L’employeur de M. X a agi avec précipitation.
Par ailleurs, lorsque l’employeur d’un salarié déclaré inapte appartient à un groupe de sociétés, la recherche de reclassement doit être effectuée au sein de l’ensemble des sociétés qui composent ce groupe. Le poste proposé au titre du reclassement doit être compatible avec les préconisations du médecin du travail.
En l’espèce, ainsi qu’en justifie M. X, la société Citaix Chasse appartient au groupe A B. Ce groupe comporte un très grand nombre de filiales : 65 en France et 24 à l’étranger (Allemagne, Maroc, Italie, Serbie, République tchèque, XXX, Espagne, Suisse, Hongrie, Grande-Bretagne, Pays-Bas ).
La société intimée soutient que les documents énumérant la liste des filiales sont des documents que M. X s’est procurés sur Internet, que ces documents ne sont pas à jour et que la liste a un caractère purement opérationnel et non juridique, ce qui signifie que « l’ensemble des établissements et / ou site appartenant à la même société est indiqué ».
La société intimée ne produit aucune pièce propre à justifier ses observations relatives à la liste des filiales.
La société intimée ne verse aucun organigramme du groupe.
Les documents que M. X verse aux débats et qui émanent du groupe A B lui-même sont parfaitement explicites. L’énumération contenue dans ces documents est effectuée sous le titre : « filiales France », « filiales hors France ».
Dans ces conditions, l’employeur de M. X avait l’obligation d’effectuer ses recherches de reclassement au sein de l’ensemble des sociétés du groupe, en France, et hors de France.
La société Citaix Chasse ne justifie de ses recherches qu’ au sein de 23 filiales du groupe A B. Aucune filiale située hors de France n’a été sollicitée.
La société intimée n’a pas effectué ses recherches de reclassement de bonne foi.
Il convient, en conséquence de déclarer le licenciement de M. X dépourvu de cause réelle et sérieuse.
En réparation du préjudice de M. X qui avait au sein de la société une ancienneté de 7 ans et qui a perçu des indemnités de chômage jusqu’en août 2011, la société intimée sera condamnée à lui payer la somme de 20'000 € à titre de dommages-intérêts.
Le préavis est dû à M. X, son employeur n’ayant pas respecté son obligation de reclassement. La société intimée sera condamnée à payer à l’appelant la somme de 3772 €, outre les congés payés afférents.
L’équité commande de condamner la société intimée à payer à M. X la somme de 1800 € au titre de l’article 37 de la loi du 10 juillet 1991, en cas d’admission au bénéfice de l’aide juridictionnelle, ou, en cas de refus d’admission, à lui payer la somme de 1800 € en application de l’article 700 du code de procédure civile.
PAR CES MOTIFS
La cour, statuant publiquement, par arrêt contradictoire, après en avoir délibéré conformément à la loi.

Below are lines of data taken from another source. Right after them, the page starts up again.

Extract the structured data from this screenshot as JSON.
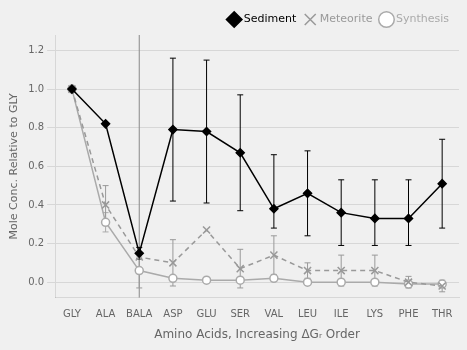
{
  "chart_data": {
    "type": "line",
    "xlabel": "Amino Acids, Increasing ΔGᵣ Order",
    "ylabel": "Mole Conc. Relative to GLY",
    "categories": [
      "GLY",
      "ALA",
      "BALA",
      "ASP",
      "GLU",
      "SER",
      "VAL",
      "LEU",
      "ILE",
      "LYS",
      "PHE",
      "THR"
    ],
    "series": [
      {
        "name": "Sediment",
        "color": "#000000",
        "marker": "diamond",
        "line_style": "solid",
        "values": [
          1.0,
          0.82,
          0.15,
          0.79,
          0.78,
          0.67,
          0.38,
          0.46,
          0.36,
          0.33,
          0.33,
          0.51
        ],
        "error_minus": [
          0.0,
          0.0,
          0.03,
          0.37,
          0.37,
          0.3,
          0.1,
          0.22,
          0.17,
          0.14,
          0.14,
          0.23
        ],
        "error_plus": [
          0.0,
          0.0,
          0.03,
          0.37,
          0.37,
          0.3,
          0.28,
          0.22,
          0.17,
          0.2,
          0.2,
          0.23
        ]
      },
      {
        "name": "Meteorite",
        "color": "#999999",
        "marker": "x",
        "line_style": "dashed",
        "values": [
          1.0,
          0.4,
          0.13,
          0.1,
          0.27,
          0.07,
          0.14,
          0.06,
          0.06,
          0.06,
          0.0,
          -0.02
        ],
        "error_minus": [
          0.0,
          0.1,
          0.16,
          0.12,
          0.0,
          0.1,
          0.1,
          0.04,
          0.08,
          0.08,
          0.03,
          0.03
        ],
        "error_plus": [
          0.0,
          0.1,
          0.0,
          0.12,
          0.0,
          0.1,
          0.1,
          0.04,
          0.08,
          0.08,
          0.03,
          0.03
        ]
      },
      {
        "name": "Synthesis",
        "color": "#aaaaaa",
        "marker": "circle",
        "line_style": "solid",
        "values": [
          1.0,
          0.31,
          0.06,
          0.02,
          0.01,
          0.01,
          0.02,
          0.0,
          0.0,
          0.0,
          -0.01,
          -0.01
        ],
        "error_minus": [
          0.0,
          0.05,
          0.0,
          0.0,
          0.0,
          0.0,
          0.0,
          0.0,
          0.0,
          0.0,
          0.0,
          0.0
        ],
        "error_plus": [
          0.0,
          0.05,
          0.0,
          0.0,
          0.0,
          0.0,
          0.0,
          0.0,
          0.0,
          0.0,
          0.0,
          0.0
        ]
      }
    ],
    "ylim": [
      -0.08,
      1.28
    ],
    "yticks": [
      {
        "value": 0,
        "label": "0.0"
      },
      0.2,
      0.4,
      0.6,
      0.8,
      {
        "value": 1,
        "label": "1.0"
      },
      1.2
    ],
    "annotations": [
      {
        "type": "vertical_line",
        "x": "BALA"
      }
    ],
    "grid": "y",
    "legend": "upper right"
  }
}
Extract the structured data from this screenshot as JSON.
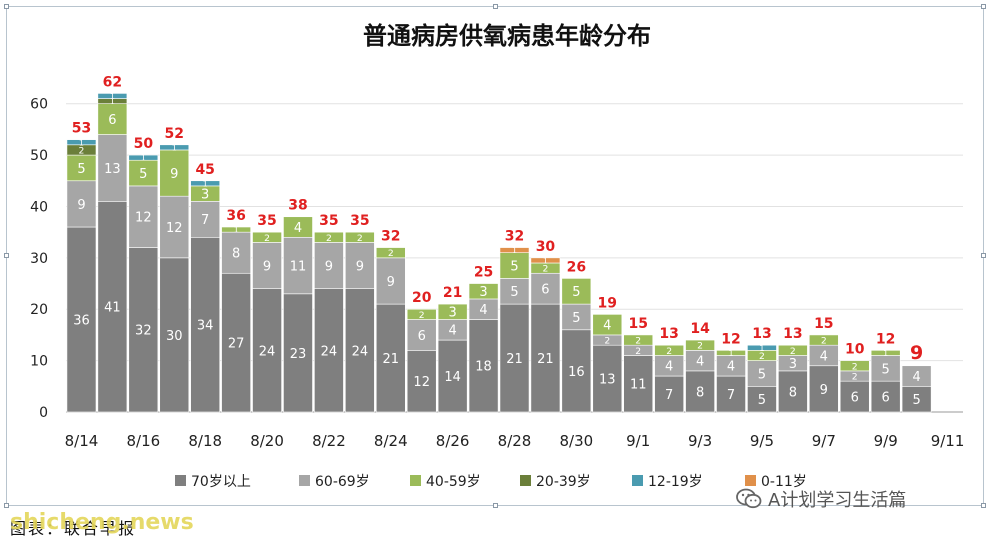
{
  "chart_data": {
    "type": "bar",
    "stacked": true,
    "title": "普通病房供氧病患年龄分布",
    "ylim": [
      0,
      65
    ],
    "y_ticks": [
      0,
      10,
      20,
      30,
      40,
      50,
      60
    ],
    "grid": true,
    "legend_position": "bottom",
    "x_tick_labels": [
      "8/14",
      "8/16",
      "8/18",
      "8/20",
      "8/22",
      "8/24",
      "8/26",
      "8/28",
      "8/30",
      "9/1",
      "9/3",
      "9/5",
      "9/7",
      "9/9",
      "9/11"
    ],
    "categories": [
      "8/14",
      "8/15",
      "8/16",
      "8/17",
      "8/18",
      "8/19",
      "8/20",
      "8/21",
      "8/22",
      "8/23",
      "8/24",
      "8/25",
      "8/26",
      "8/27",
      "8/28",
      "8/29",
      "8/30",
      "8/31",
      "9/1",
      "9/2",
      "9/3",
      "9/4",
      "9/5",
      "9/6",
      "9/7",
      "9/8",
      "9/9",
      "9/10"
    ],
    "series": [
      {
        "name": "70岁以上",
        "color": "#7f7f7f",
        "values": [
          36,
          41,
          32,
          30,
          34,
          27,
          24,
          23,
          24,
          24,
          21,
          12,
          14,
          18,
          21,
          21,
          16,
          13,
          11,
          7,
          8,
          7,
          5,
          8,
          9,
          6,
          6,
          5
        ]
      },
      {
        "name": "60-69岁",
        "color": "#a6a6a6",
        "values": [
          9,
          13,
          12,
          12,
          7,
          8,
          9,
          11,
          9,
          9,
          9,
          6,
          4,
          4,
          5,
          6,
          5,
          2,
          2,
          4,
          4,
          4,
          5,
          3,
          4,
          2,
          5,
          4
        ]
      },
      {
        "name": "40-59岁",
        "color": "#9bbb59",
        "values": [
          5,
          6,
          5,
          9,
          3,
          1,
          2,
          4,
          2,
          2,
          2,
          2,
          3,
          3,
          5,
          2,
          5,
          4,
          2,
          2,
          2,
          1,
          2,
          2,
          2,
          2,
          1,
          0
        ]
      },
      {
        "name": "20-39岁",
        "color": "#6b7f3a",
        "values": [
          2,
          1,
          0,
          0,
          0,
          0,
          0,
          0,
          0,
          0,
          0,
          0,
          0,
          0,
          0,
          0,
          0,
          0,
          0,
          0,
          0,
          0,
          0,
          0,
          0,
          0,
          0,
          0
        ]
      },
      {
        "name": "12-19岁",
        "color": "#4a9bb0",
        "values": [
          1,
          1,
          1,
          1,
          1,
          0,
          0,
          0,
          0,
          0,
          0,
          0,
          0,
          0,
          0,
          0,
          0,
          0,
          0,
          0,
          0,
          0,
          1,
          0,
          0,
          0,
          0,
          0
        ]
      },
      {
        "name": "0-11岁",
        "color": "#e0904a",
        "values": [
          0,
          0,
          0,
          0,
          0,
          0,
          0,
          0,
          0,
          0,
          0,
          0,
          0,
          0,
          1,
          1,
          0,
          0,
          0,
          0,
          0,
          0,
          0,
          0,
          0,
          0,
          0,
          0
        ]
      }
    ],
    "totals": [
      53,
      62,
      50,
      52,
      45,
      36,
      35,
      38,
      35,
      35,
      32,
      20,
      21,
      25,
      32,
      30,
      26,
      19,
      15,
      13,
      14,
      12,
      13,
      13,
      15,
      10,
      12,
      9
    ],
    "total_label_color": "#e02020",
    "segment_label_color": "#ffffff"
  },
  "caption": "图表：联合早报",
  "watermark_site": "shicheng.news",
  "watermark_account": "A计划学习生活篇"
}
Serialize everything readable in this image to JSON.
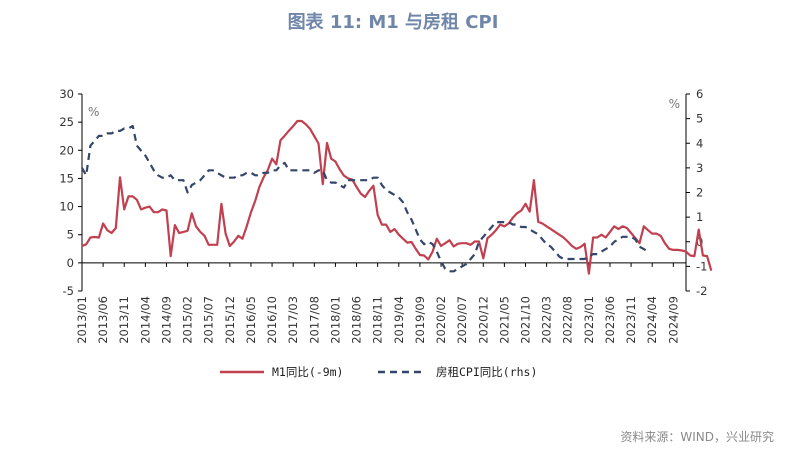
{
  "title": "图表 11: M1 与房租 CPI",
  "source": "资料来源：WIND，兴业研究",
  "chart_data": {
    "type": "line",
    "y_left": {
      "unit": "%",
      "ylim": [
        -5,
        30
      ],
      "ticks": [
        "-5",
        "0",
        "5",
        "10",
        "15",
        "20",
        "25",
        "30"
      ]
    },
    "y_right": {
      "unit": "%",
      "ylim": [
        -2,
        6
      ],
      "ticks": [
        "-2",
        "-1",
        "0",
        "1",
        "2",
        "3",
        "4",
        "5",
        "6"
      ]
    },
    "x_tick_labels": [
      "2013/01",
      "2013/06",
      "2013/11",
      "2014/04",
      "2014/09",
      "2015/02",
      "2015/07",
      "2015/12",
      "2016/05",
      "2016/10",
      "2017/03",
      "2017/08",
      "2018/01",
      "2018/06",
      "2018/11",
      "2019/04",
      "2019/09",
      "2020/02",
      "2020/07",
      "2020/12",
      "2021/05",
      "2021/10",
      "2022/03",
      "2022/08",
      "2023/01",
      "2023/06",
      "2023/11",
      "2024/04",
      "2024/09"
    ],
    "series": [
      {
        "name": "M1同比(-9m)",
        "axis": "left",
        "color": "#c0404f",
        "style": "solid",
        "start": "2013/01",
        "values": [
          3.0,
          3.3,
          4.5,
          4.6,
          4.5,
          7.0,
          5.8,
          5.3,
          6.2,
          15.2,
          9.5,
          11.8,
          11.8,
          11.2,
          9.5,
          9.8,
          10.0,
          9.0,
          9.0,
          9.5,
          9.3,
          1.2,
          6.7,
          5.3,
          5.5,
          5.7,
          8.8,
          6.5,
          5.5,
          4.8,
          3.2,
          3.2,
          3.2,
          10.5,
          5.2,
          3.0,
          3.8,
          4.8,
          4.3,
          6.5,
          9.0,
          11.0,
          13.5,
          15.2,
          16.5,
          18.5,
          17.5,
          21.8,
          22.6,
          23.5,
          24.3,
          25.2,
          25.2,
          24.6,
          23.8,
          22.5,
          21.2,
          14.0,
          21.3,
          18.5,
          18.0,
          16.6,
          15.5,
          15.0,
          14.8,
          13.5,
          12.3,
          11.7,
          12.8,
          13.7,
          8.5,
          6.8,
          6.8,
          5.5,
          6.0,
          5.0,
          4.3,
          3.6,
          3.7,
          2.5,
          1.4,
          1.3,
          0.6,
          2.0,
          4.3,
          3.0,
          3.5,
          4.0,
          2.9,
          3.4,
          3.5,
          3.5,
          3.2,
          3.8,
          3.8,
          0.8,
          4.4,
          5.0,
          5.8,
          6.8,
          6.5,
          7.0,
          8.0,
          8.8,
          9.3,
          10.5,
          9.1,
          14.7,
          7.3,
          7.0,
          6.5,
          6.0,
          5.5,
          5.0,
          4.5,
          3.8,
          3.0,
          2.5,
          2.8,
          3.4,
          -1.9,
          4.5,
          4.5,
          5.0,
          4.5,
          5.5,
          6.5,
          6.0,
          6.5,
          6.2,
          5.3,
          4.4,
          3.5,
          6.5,
          5.8,
          5.2,
          5.2,
          4.8,
          3.5,
          2.5,
          2.3,
          2.3,
          2.2,
          2.0,
          1.3,
          1.2,
          5.9,
          1.3,
          1.2,
          -1.4
        ]
      },
      {
        "name": "房租CPI同比(rhs)",
        "axis": "right",
        "color": "#34466a",
        "style": "dashed",
        "start": "2013/01",
        "values": [
          3.0,
          2.7,
          3.9,
          4.1,
          4.3,
          4.3,
          4.4,
          4.4,
          4.5,
          4.5,
          4.6,
          4.6,
          4.7,
          3.9,
          3.7,
          3.5,
          3.2,
          2.9,
          2.7,
          2.6,
          2.6,
          2.7,
          2.5,
          2.5,
          2.5,
          2.0,
          2.3,
          2.4,
          2.5,
          2.7,
          2.9,
          2.9,
          2.8,
          2.7,
          2.6,
          2.6,
          2.6,
          2.7,
          2.7,
          2.8,
          2.8,
          2.7,
          2.7,
          2.8,
          2.8,
          2.9,
          2.9,
          3.1,
          3.2,
          2.9,
          2.9,
          2.9,
          2.9,
          2.9,
          2.9,
          2.8,
          2.9,
          2.9,
          2.5,
          2.4,
          2.4,
          2.3,
          2.2,
          2.5,
          2.5,
          2.5,
          2.5,
          2.5,
          2.5,
          2.6,
          2.6,
          2.3,
          2.1,
          2.0,
          1.9,
          1.8,
          1.6,
          1.2,
          0.9,
          0.5,
          0.1,
          -0.1,
          0.0,
          -0.1,
          -0.4,
          -0.8,
          -1.1,
          -1.2,
          -1.2,
          -1.1,
          -1.0,
          -0.9,
          -0.7,
          -0.5,
          0.0,
          0.2,
          0.4,
          0.6,
          0.8,
          0.8,
          0.8,
          0.8,
          0.7,
          0.7,
          0.6,
          0.6,
          0.5,
          0.4,
          0.3,
          0.1,
          -0.1,
          -0.2,
          -0.4,
          -0.6,
          -0.7,
          -0.7,
          -0.7,
          -0.7,
          -0.7,
          -0.7,
          -0.6,
          -0.5,
          -0.5,
          -0.4,
          -0.3,
          -0.2,
          0.0,
          0.1,
          0.2,
          0.2,
          0.2,
          0.1,
          -0.2,
          -0.3,
          -0.4
        ]
      }
    ],
    "grid": false,
    "legend_position": "bottom"
  }
}
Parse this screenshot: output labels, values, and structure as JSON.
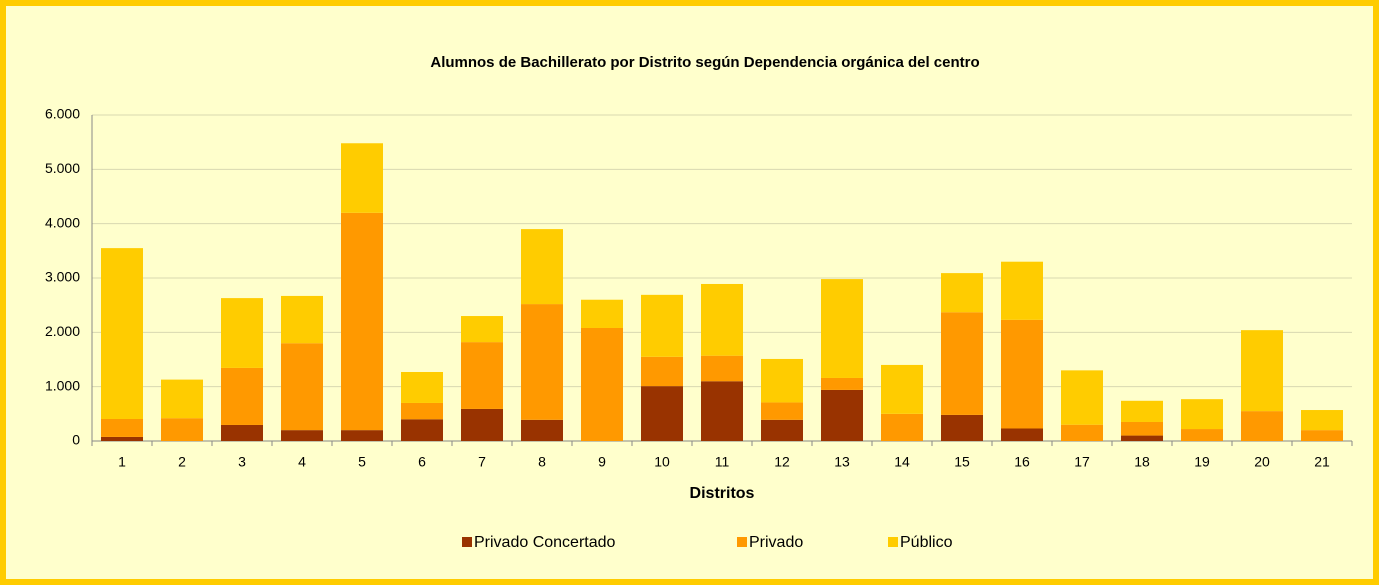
{
  "chart_data": {
    "type": "stacked-bar",
    "title": "Alumnos de Bachillerato por Distrito según Dependencia orgánica del centro",
    "x_label": "Distritos",
    "categories": [
      "1",
      "2",
      "3",
      "4",
      "5",
      "6",
      "7",
      "8",
      "9",
      "10",
      "11",
      "12",
      "13",
      "14",
      "15",
      "16",
      "17",
      "18",
      "19",
      "20",
      "21"
    ],
    "series": [
      {
        "name": "Privado Concertado",
        "color": "#993300",
        "values": [
          75,
          0,
          295,
          200,
          200,
          400,
          590,
          390,
          0,
          1010,
          1100,
          390,
          940,
          0,
          480,
          230,
          0,
          100,
          0,
          0,
          0
        ]
      },
      {
        "name": "Privado",
        "color": "#ff9900",
        "values": [
          330,
          420,
          1050,
          1600,
          4000,
          300,
          1230,
          2130,
          2080,
          540,
          470,
          320,
          220,
          500,
          1890,
          2000,
          300,
          250,
          220,
          550,
          200
        ]
      },
      {
        "name": "Público",
        "color": "#ffcc00",
        "values": [
          3145,
          710,
          1285,
          870,
          1280,
          570,
          480,
          1380,
          520,
          1140,
          1320,
          800,
          1820,
          900,
          720,
          1070,
          1000,
          390,
          550,
          1490,
          370
        ]
      }
    ],
    "ylim": [
      0,
      6000
    ],
    "yticks": [
      0,
      {
        "value": 1000,
        "label": "1.000"
      },
      {
        "value": 2000,
        "label": "2.000"
      },
      {
        "value": 3000,
        "label": "3.000"
      },
      {
        "value": 4000,
        "label": "4.000"
      },
      {
        "value": 5000,
        "label": "5.000"
      },
      {
        "value": 6000,
        "label": "6.000"
      }
    ],
    "grid": true,
    "legend": "bottom"
  }
}
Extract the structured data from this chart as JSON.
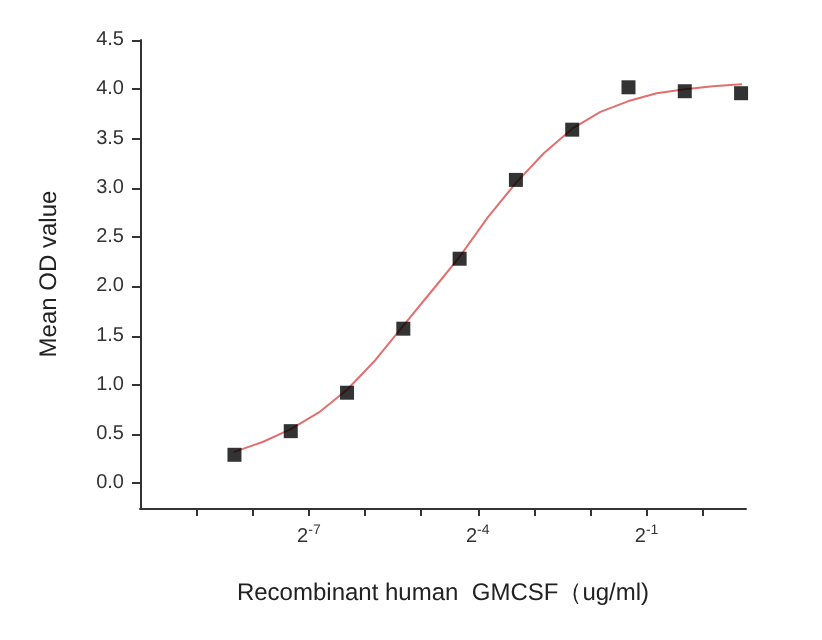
{
  "chart_data": {
    "type": "scatter",
    "xlabel": "Recombinant human  GMCSF（ug/ml)",
    "ylabel": "Mean OD value",
    "log": "x",
    "x": [
      0.003125,
      0.00625,
      0.0125,
      0.025,
      0.05,
      0.1,
      0.2,
      0.4,
      0.8,
      1.6
    ],
    "series": [
      {
        "color": "#000000",
        "marker": "square",
        "values": [
          0.29,
          0.53,
          0.92,
          1.57,
          2.28,
          3.08,
          3.59,
          4.02,
          3.98,
          3.96
        ]
      },
      {
        "type": "line",
        "color": "#e07070",
        "marker": "none",
        "line_style": "solid",
        "x": [
          0.003125,
          0.00442,
          0.00625,
          0.00884,
          0.0125,
          0.0177,
          0.025,
          0.0354,
          0.05,
          0.0707,
          0.1,
          0.141,
          0.2,
          0.283,
          0.4,
          0.566,
          0.8,
          1.13,
          1.6
        ],
        "values": [
          0.32,
          0.42,
          0.55,
          0.72,
          0.95,
          1.25,
          1.6,
          1.95,
          2.3,
          2.7,
          3.05,
          3.35,
          3.6,
          3.77,
          3.88,
          3.96,
          4.0,
          4.03,
          4.05
        ]
      }
    ],
    "xlim": [
      0.0009765625,
      1.7
    ],
    "xticks": [
      {
        "value": 0.001953125,
        "label": null
      },
      {
        "value": 0.00390625,
        "label": null
      },
      {
        "value": 0.0078125,
        "label": "2$^{-7}$"
      },
      {
        "value": 0.015625,
        "label": null
      },
      {
        "value": 0.03125,
        "label": null
      },
      {
        "value": 0.0625,
        "label": "2$^{-4}$"
      },
      {
        "value": 0.125,
        "label": null
      },
      {
        "value": 0.25,
        "label": null
      },
      {
        "value": 0.5,
        "label": "2$^{-1}$"
      },
      {
        "value": 1,
        "label": null
      }
    ],
    "ylim": [
      -0.25,
      4.5
    ],
    "yticks": [
      {
        "value": 0,
        "label": "0.0"
      },
      {
        "value": 0.5,
        "label": "0.5"
      },
      {
        "value": 1,
        "label": "1.0"
      },
      {
        "value": 1.5,
        "label": "1.5"
      },
      {
        "value": 2,
        "label": "2.0"
      },
      {
        "value": 2.5,
        "label": "2.5"
      },
      {
        "value": 3,
        "label": "3.0"
      },
      {
        "value": 3.5,
        "label": "3.5"
      },
      {
        "value": 4,
        "label": "4.0"
      },
      {
        "value": 4.5,
        "label": "4.5"
      }
    ],
    "grid": false
  }
}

Infirme le jugement en toutes ses dispositions.
Statuant à nouveau.
Dit le licenciement de M. X dépourvu de cause réelle et sérieuse.
Condamne la société Citaix Chasse à payer à M. X la somme de 20'000 € à titre de dommages et intérêts pour le préjudice résultant de la rupture, et la somme de 3772 € au titre de l’indemnité compensatrice de préavis ainsi que celle de 377,20 € au titre des congés payés afférents.
Condamne la société Citaix Chasse à payer à M. X la somme de 1800 € au titre de l’article 37 de la loi du 10 juillet 1991, en cas d’admission au bénéfice de l’aide juridictionnelle, ou, en cas de refus d’admission à lui payer la somme de 1800 € en application de l’article 700 du code de procédure civile.
Condamne la société Citaix Chasse aux dépens de première instance et d’appel.
Prononcé publiquement ce jour par mise à disposition de l’arrêt au greffe de la cour, les parties ayant été avisées préalablement dans les conditions prévues au deuxième alinéa de l’article 450 du code de procédure civile.
Signé par M. VIGNY, conseiller en l’absence de M. DELPEUCH, Président de chambre empêché, et par Mlle Rochard, greffier auquel la minute de la décision a été remise par le magistrat signataire.